Differentiability using limit definition

[Qube]

Homework Statement

http://i.minus.com/jbzvT5rTWybpEZ.png

Homework Equations

If a function is differentiable, the function is continuous. The contrapositive is also true. If a function is not continuous, then it is not differentiable.

A function is differentiable when the limit definition of its derivative exists.

A limit exists when the left and right hand limits are equal.

The limit of sinx/x as x approaches 0 is 1.

The Attempt at a Solution

Okay I first tried making the function continuous but I found that the function would be continuous for 0. I didn't think this was the right answer because the question asked me to use the limit definition so I applied that. Plus, the converse of the statement if a function is diff. it is continuous isn't necessarily true.

The left hand limit is equal to 2. The limit of (2sinx - 0) / (x - 0 ) is 2, using the trig identity mentioned above.

The right hand limit only equals 2 when k = 2. The limit of kx / x as x approaches 0 is k, since the x-terms cancel, and the limit is equal to k. K therefore must equal 2 for the left hand and the right hand limits to be equal.

Is this the correct solution and approach to this proble?

 

[pasmith]

Homework Statement

http://i.minus.com/jbzvT5rTWybpEZ.png

Homework Equations

If a function is differentiable, the function is continuous. The contrapositive is also true. If a function is not continuous, then it is not differentiable.

A function is differentiable when the limit definition of its derivative exists.

A limit exists when the left and right hand limits are equal.

The limit of sinx/x as x approaches 0 is 1.

The Attempt at a Solution

Okay I first tried making the function continuous but I found that the function would be continuous for 0. I didn't think this was the right answer because the question asked me to use the limit definition so I applied that. Plus, the converse of the statement if a function is diff. it is continuous isn't necessarily true.

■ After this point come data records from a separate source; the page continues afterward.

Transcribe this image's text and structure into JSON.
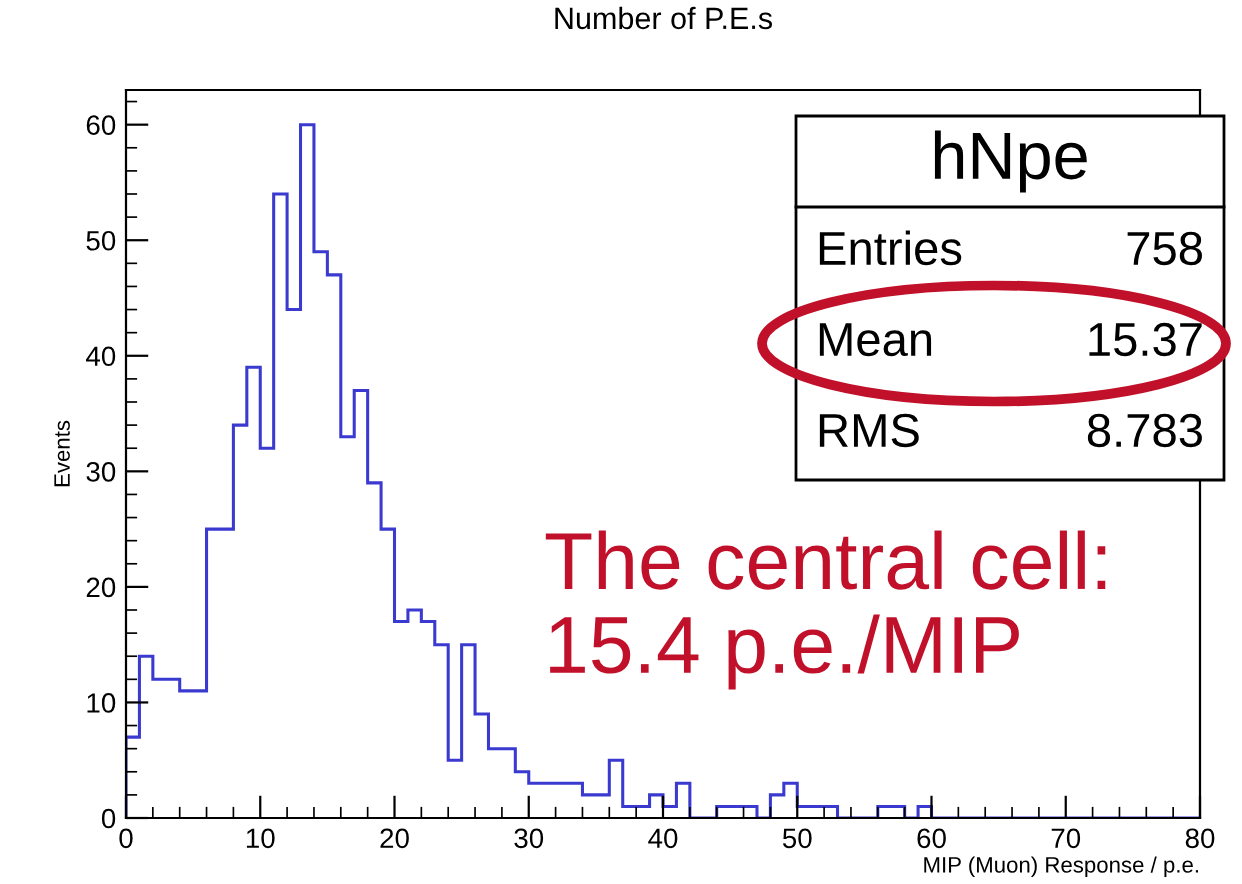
{
  "chart_data": {
    "type": "histogram",
    "title": "Number of P.E.s",
    "xlabel": "MIP (Muon) Response / p.e.",
    "ylabel": "Events",
    "bins": [
      0,
      1,
      2,
      3,
      4,
      5,
      6,
      7,
      8,
      9,
      10,
      11,
      12,
      13,
      14,
      15,
      16,
      17,
      18,
      19,
      20,
      21,
      22,
      23,
      24,
      25,
      26,
      27,
      28,
      29,
      30,
      31,
      32,
      33,
      34,
      35,
      36,
      37,
      38,
      39,
      40,
      41,
      42,
      43,
      44,
      45,
      46,
      47,
      48,
      49,
      50,
      51,
      52,
      53,
      54,
      55,
      56,
      57,
      58,
      59,
      60,
      61,
      62,
      63,
      64,
      65,
      66,
      67,
      68,
      69,
      70,
      71,
      72,
      73,
      74,
      75,
      76,
      77,
      78,
      79,
      80
    ],
    "values": [
      7,
      14,
      12,
      12,
      11,
      11,
      25,
      25,
      34,
      39,
      32,
      54,
      44,
      60,
      49,
      47,
      33,
      37,
      29,
      25,
      17,
      18,
      17,
      15,
      5,
      15,
      9,
      6,
      6,
      4,
      3,
      3,
      3,
      3,
      2,
      2,
      5,
      1,
      1,
      2,
      1,
      3,
      0,
      0,
      1,
      1,
      1,
      0,
      2,
      3,
      1,
      1,
      1,
      0,
      0,
      0,
      1,
      1,
      0,
      1,
      0,
      0,
      0,
      0,
      0,
      0,
      0,
      0,
      0,
      0,
      0,
      0,
      0,
      0,
      0,
      0,
      0,
      0,
      0,
      0
    ],
    "color": "#3a3ad0",
    "xlim": [
      0,
      80
    ],
    "xticks": [
      0,
      10,
      20,
      30,
      40,
      50,
      60,
      70,
      80
    ],
    "ylim": [
      0,
      63
    ],
    "yticks": [
      0,
      10,
      20,
      30,
      40,
      50,
      60
    ],
    "grid": false,
    "legend": false,
    "annotations": [
      "hNpe",
      "Entries",
      "758",
      "Mean",
      "15.37",
      "RMS",
      "8.783",
      "The central cell:\n15.4 p.e./MIP"
    ]
  }
}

The left hand limit is equal to 2. The limit of (2sinx - 0) / (x - 0 ) is 2, using the trig identity mentioned above.

The right hand limit only equals 2 when k = 2. The limit of kx / x as x approaches 0 is k, since the x-terms cancel, and the limit is equal to k. K therefore must equal 2 for the left hand and the right hand limits to be equal.

Is this the correct solution and approach to this proble?

Yes.

 

[brmath]

You are correct that to make this differentiable you have to pick k = 2. And you are correct in your reasoning about how you got there.

The discussion about continuity is not relevant. You weren't asked to make it continuous or show that it is continuous. You are writing down correct facts about continuity, but perhaps a little context is needed? For a function to be differentiable is a stronger condition than for it to be continuous. Lots of functions like f(x) = |x| are continuous but not differentiable at one or several points. Someone has even defined a horror which is continuous everywhere and differentiable nowhere. So continuous cannot imply differentiable.

But differentiability is about smoothness. If lim$_{x \rightarrow x_0} \frac {f(x) - f(x_0)}{x-x_0}$ is to exist, how could f be discontinuous at $x_0$? Either the left and right limits won't be the same, or $f(x) - f(x_0)$ doesn't go to zero. (Can you see why?). Note also that no one is saying f has to be continuous anywhere near $x_0$. It could have all sorts of discontinuities nearby. But if it's differentiable at $x_0$ it is continuous at that point.

 

[HallsofIvy]

This problem specifically said "use the limit definition" but if it had not you could have used the fact that, while the derivative of a function is NOT necessarily continuous, it does satisfy the "intermediate value property". A consequence of that is that either \lim_{x\to a} f'(x)= f'(a) or the limit is does not exist- there cannot be a jump discontinuity. Here f'(x)= 2cos(x) if x is less than 0, k if x is greater than 0. The limit from below is 2 so the limit from above must also be 2: k= 2.

 

[brmath]

This problem specifically said "use the limit definition" but if it had not you could have used the fact that, while the derivative of a function is NOT necessarily continuous, it does satisfy the "intermediate value property". A consequence of that is that either \lim_{x\to a} f'(x)= f'(a) or the limit is does not exist- there cannot be a jump discontinuity. Here f'(x)= 2cos(x) if x is less than 0, k if x is greater than 0. The limit from below is 2 so the limit from above must also be 2: k= 2.

Proving that derivatives satisfy the intermediate value property is not easy, and surely beyond the scope of this course. I remember pouncing on that theorem when I first saw it, sure that it would be very useful. And no doubt it is of use somewhere. But actually I myself have never used it for anything -- there was always and easier and cleaner way to do whatever.